Non, je ne me compare pas à Rimbaud, loin de là. N'empêche que c'est le genre de détails propres à donner à un élève échaudé par la pédagogie des raisons de s'intéresser de manière plus personnelle à des choses "sérieuses" comme la poésie. Comme quoi, il suffit parfois de pas grand-chose pour améliorer un peu le monde.

D'aucuns diront qu'une page sur Arthur Rimbaud au milieu de mon site a priori pas très culturel, c'est incongru, voire insultant. Pensez, forcer ce monument de la poésie française à côtoyer mes divagations diverses (et à les subir, même).

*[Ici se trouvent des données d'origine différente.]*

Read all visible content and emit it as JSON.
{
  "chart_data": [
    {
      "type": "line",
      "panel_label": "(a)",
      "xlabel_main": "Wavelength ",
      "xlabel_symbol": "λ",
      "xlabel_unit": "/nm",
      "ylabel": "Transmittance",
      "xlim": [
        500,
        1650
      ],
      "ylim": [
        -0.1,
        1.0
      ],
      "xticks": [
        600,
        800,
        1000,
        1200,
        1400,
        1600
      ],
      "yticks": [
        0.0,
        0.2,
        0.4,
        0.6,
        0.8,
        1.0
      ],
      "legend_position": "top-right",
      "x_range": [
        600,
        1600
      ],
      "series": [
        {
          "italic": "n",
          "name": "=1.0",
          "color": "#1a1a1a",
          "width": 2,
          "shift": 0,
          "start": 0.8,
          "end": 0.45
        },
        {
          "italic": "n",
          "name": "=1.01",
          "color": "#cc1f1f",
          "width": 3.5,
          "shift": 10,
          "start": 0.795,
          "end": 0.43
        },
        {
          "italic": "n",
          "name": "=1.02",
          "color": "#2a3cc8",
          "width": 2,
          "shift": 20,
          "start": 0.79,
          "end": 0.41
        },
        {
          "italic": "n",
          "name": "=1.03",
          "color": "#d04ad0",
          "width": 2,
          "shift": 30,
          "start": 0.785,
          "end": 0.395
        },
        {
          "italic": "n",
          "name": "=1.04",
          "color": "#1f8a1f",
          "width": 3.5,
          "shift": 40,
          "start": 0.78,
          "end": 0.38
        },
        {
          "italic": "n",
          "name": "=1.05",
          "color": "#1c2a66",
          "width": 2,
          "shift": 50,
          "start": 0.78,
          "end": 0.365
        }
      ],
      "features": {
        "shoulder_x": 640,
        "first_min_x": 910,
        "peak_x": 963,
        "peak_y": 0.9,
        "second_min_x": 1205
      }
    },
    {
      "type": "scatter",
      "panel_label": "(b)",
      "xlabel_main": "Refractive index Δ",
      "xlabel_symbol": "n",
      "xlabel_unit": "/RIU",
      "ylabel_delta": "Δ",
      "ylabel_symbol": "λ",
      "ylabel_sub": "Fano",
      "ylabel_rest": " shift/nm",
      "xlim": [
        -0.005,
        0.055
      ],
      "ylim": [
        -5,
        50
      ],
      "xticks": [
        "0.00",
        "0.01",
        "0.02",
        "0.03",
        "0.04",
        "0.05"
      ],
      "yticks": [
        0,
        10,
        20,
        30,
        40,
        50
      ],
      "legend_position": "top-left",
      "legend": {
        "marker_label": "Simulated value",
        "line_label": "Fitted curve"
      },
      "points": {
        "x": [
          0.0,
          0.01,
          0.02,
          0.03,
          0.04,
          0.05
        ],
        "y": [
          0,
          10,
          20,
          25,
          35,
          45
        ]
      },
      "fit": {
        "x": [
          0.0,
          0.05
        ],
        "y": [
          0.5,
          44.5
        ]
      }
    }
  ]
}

A ceux-là je dirais dans le désordre:
  • c'est bien la preuve que vous n'avez pas compris le credo premier du Soulcatcher, qui est de ne reconnaître ni frontières et ni préjugés d'aucune sorte, en privilégiant ce que moi d'abord, en tant qu'auteur de ce site, vous ensuite je l'espère, pourrez tirer des divers domaines que j'aborde. (vous pouvez vérifier, la phrase est correcte. Tordue, mais correcte)
  • ce serait bien mal connaître et estimer Rimbaud que de considérer sa présence comme déplacée où que ce soit, fut-ce sur un site Web dédié à un panel hétérogène de personnalités réelles ou imaginaires, venues de domaines peu reconnus par l'establishment. SPECIALEMENT sur un tel site, dirais-je. Ecco. Bon, c'est pas paske je cause de Rimbaud qu'il faut que je commence à parler comme un technocrate invité à Pivot, moi...
  • merde. C'est mon site, j'y mets qui je veux. Le pauvre Arthur serait probablement bien déconfit s'il ne trouvait son nom que sur des sites hautement culturels ou conventionnels. Un comble pour lui!
  • tant que je ne saurais pas faire tourner les tables, je ne pourrai pas lui demander son avis en face pour accréditer sa présence sur mon site, donc je m'en passerai. Et c'est la seule personne qui a son mot à dire sur le sujet.
  • j'ai déjà un bout d'un poème de Verlaine, Crimen Amoris en guise d'annexe à ma page sur Armand, je ne pouvais décemment pas ignorer Rimbaud.
  • j'ai un faible pour les jolis garçons créatifs à l'esprit tortueux et aux moeurs libres, donc il est tout à fait à sa place.


Et pour terminer sur un dernier délire:
Si Rimbaud vivait à notre époque, il serait un cyber-poète connecté à Internet, pour mêler les errances physiques à celles de l'esprit, il consommerait du LSD, de la coke ou de l'héroïne, il ferait peut-être du rock, ou du rap, ou en tout cas des paroles pour ce genre de trucs, et au lieu de s'arrêter de faire de la poésie à 24 ans, mort spirituelle, il serait mort pour de bon d'une overdose sur un trottoir du Sunset Boulevard.
Mais pardon, là je retombe sur mes démons personnels.

Si Rimbaud vivait à notre époque, il se ferait chier autant qu'à la sienne, il écrirait sur tout ce qui continue à mal tourner, et il aurait de quoi.
Mais avec le traitement de texte il aurait écrit plus!

Allez, sans rancune mon vieux. Ce n'est pas la première fois qu'on écrit n'importe quoi sur toi, j'espère au moins que cette fois ça aura été distrayant.